5.201         The committee recommends that the Audiological Society of Australia develop and make available to its members resources and professional development that promotes better understanding about the impact a diagnosis of hearing loss can have on people, and which provides resources and techniques for counselling and supporting people at the time of diagnosis.

Recommendation 10

5.202         The committee recommends that education providers develop professional standards for interpreters working in educational environments.
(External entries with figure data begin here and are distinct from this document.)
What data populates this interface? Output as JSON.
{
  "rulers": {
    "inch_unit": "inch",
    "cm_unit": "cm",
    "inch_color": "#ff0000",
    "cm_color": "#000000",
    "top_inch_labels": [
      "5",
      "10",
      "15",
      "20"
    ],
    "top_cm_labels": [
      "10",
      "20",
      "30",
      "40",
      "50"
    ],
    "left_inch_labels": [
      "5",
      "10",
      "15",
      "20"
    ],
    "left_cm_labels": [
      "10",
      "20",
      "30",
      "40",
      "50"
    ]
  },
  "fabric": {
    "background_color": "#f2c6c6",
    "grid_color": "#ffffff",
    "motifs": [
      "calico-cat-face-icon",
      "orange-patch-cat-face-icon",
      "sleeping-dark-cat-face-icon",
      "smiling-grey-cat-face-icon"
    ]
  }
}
These standards should be based on existing standards, such as the National Accreditation Authority for Translators and Interpreters paraprofessional level accreditation, or the National Auslan Interpreter Booking and Payment Service / Australian Sign Language Interpreter's Association Deaf Relay Certification.

Recommendation 11

5.203         The committee recommends that the Office of Hearing Services engage with representatives of the hearing aid manufacturing and distribution industry,  private providers of hearing health services, and hearing health consumers to investigate:

(a)        the relationship between the voucher program, top-ups and the financial viability of private health services; and

(b)        whether extending the capacity to audiologists to bulk bill Medicare directly for clinical services would have any impact on the financial viability of private health services (i.e. would it ameliorate the need to push 'top-ups' to stay viable?); and

(c)         that the findings of these investigations be made publicly available for the consideration of all hearing health stakeholders.

Recommendation 12

5.204          The committee recommends that the Office of Hearing Services review its policy with regard to the replacement of damaged, lost or obsolete cochlear implant speech processors for eligible clients over 21 years of age, and if possible align it with the replacement policy for eligible clients less than 21 years of age.

Recommendation 13

5.205         The committee recommends that the public counters in all government service shopfronts be accessible to people with a hearing impairment through the provision of hearing loop technology. The committee recommends that the Office of Hearing Services coordinate a project which sets targets toward that end for all government agencies, at all levels of government, and that these be publicly reported upon.